Detoxification from addiction is the process of removing toxins and drugs from the body. It can be done through a medical procedure or at home. Detoxing often comes before rehabilitation.

Inpatient detox is when the client stays in a hospital or treatment facility for usually up to three weeks. An individual will be monitored during this period and sometimes given medications that can ease withdrawal symptoms.

Detoxing at home comes with many risks for the patient. For instance, abrupt withdrawal from medications can lead to seizures. Negative withdrawal symptoms happen when a person’s body has become too accustomed to the drug over time and suddenly stops taking it. In these cases, medication should be tapered off gradually. Withdrawal symptoms can be eased with medications such as buprenorphine, methadone, or clonidine.

Inpatient Treatment

Inpatient treatment for addiction is the most intensive form of drug and alcohol rehabilitation. As inpatients, patients live at a recovery facility full-time and participate in a range of activities, including physical exercise and psychotherapy.

Outpatient Treatment

Outpatient treatment involves patients attending the facility for a short time to avoid relapse. Most outpatient programs follow a 12-step model and provide counseling sessions a few days per week. They are less intense than inpatient rehabilitation but may be more affordable and take less time than inpatient rehabilitation.

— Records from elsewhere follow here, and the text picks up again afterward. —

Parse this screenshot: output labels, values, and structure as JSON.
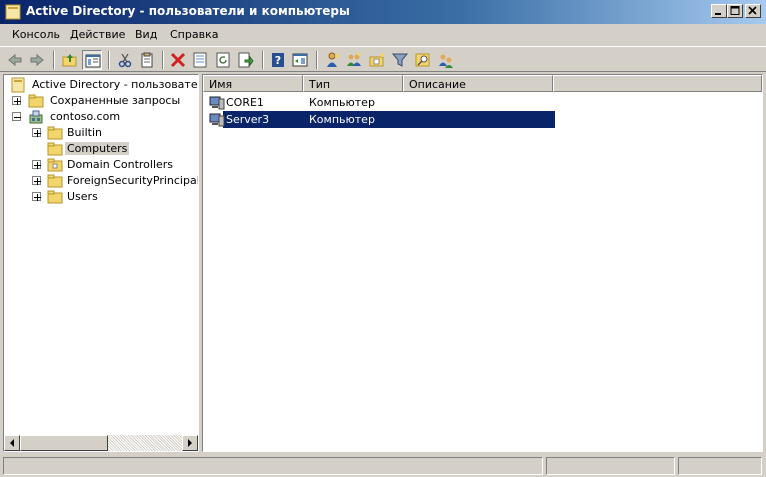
{
  "window": {
    "title": "Active Directory - пользователи и компьютеры",
    "icon": "ad-folder-icon",
    "controls": [
      "minimize-icon",
      "maximize-icon",
      "close-icon"
    ]
  },
  "menu": {
    "items": [
      "Консоль",
      "Действие",
      "Вид",
      "Справка"
    ]
  },
  "toolbar": {
    "buttons": [
      "back-icon",
      "forward-icon",
      "up-folder-icon",
      "show-console-tree-icon",
      "cut-icon",
      "copy-icon",
      "delete-icon",
      "properties-icon",
      "refresh-icon",
      "export-list-icon",
      "help-icon",
      "show-action-pane-icon",
      "new-user-icon",
      "new-group-icon",
      "new-ou-icon",
      "filter-icon",
      "find-icon",
      "delegate-icon"
    ],
    "pressed": "show-console-tree-icon"
  },
  "tree": {
    "root": "Active Directory - пользователи и",
    "saved_queries": "Сохраненные запросы",
    "domain": "contoso.com",
    "children": [
      "Builtin",
      "Computers",
      "Domain Controllers",
      "ForeignSecurityPrincipals",
      "Users"
    ],
    "selected": "Computers"
  },
  "list": {
    "columns": [
      "Имя",
      "Тип",
      "Описание"
    ],
    "rows": [
      {
        "name": "CORE1",
        "type": "Компьютер",
        "description": ""
      },
      {
        "name": "Server3",
        "type": "Компьютер",
        "description": ""
      }
    ],
    "selected_row": "Server3"
  },
  "colors": {
    "title_bar": "#0a246a",
    "selection": "#0a246a",
    "face": "#d4d0c8"
  }
}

Anxiety Medication Used in Addiction Treatment

Anxiety medication is used in addiction treatment when a patient’s anxiety is an issue during recovery. The most commonly prescribed medications for treating anxiety are in the SSRI category. Medications in this category are effective for the treatment of anxiety and carry a low risk for addiction. It can include medications like citalopram (Celexa), paroxetine (Paxil), and sertraline (Zoloft) that increase the amount of serotonin in the brain.

Doctors may also prescribe gabapentin to ease a patient’s symptoms. A patient may be prescribed propranolol, as this drug has proven effective in treating the physical symptoms of anxiety. Alternatively, a patient may be given hydroxyzine as a short-term treatment to help with the symptoms of anxiety and tension.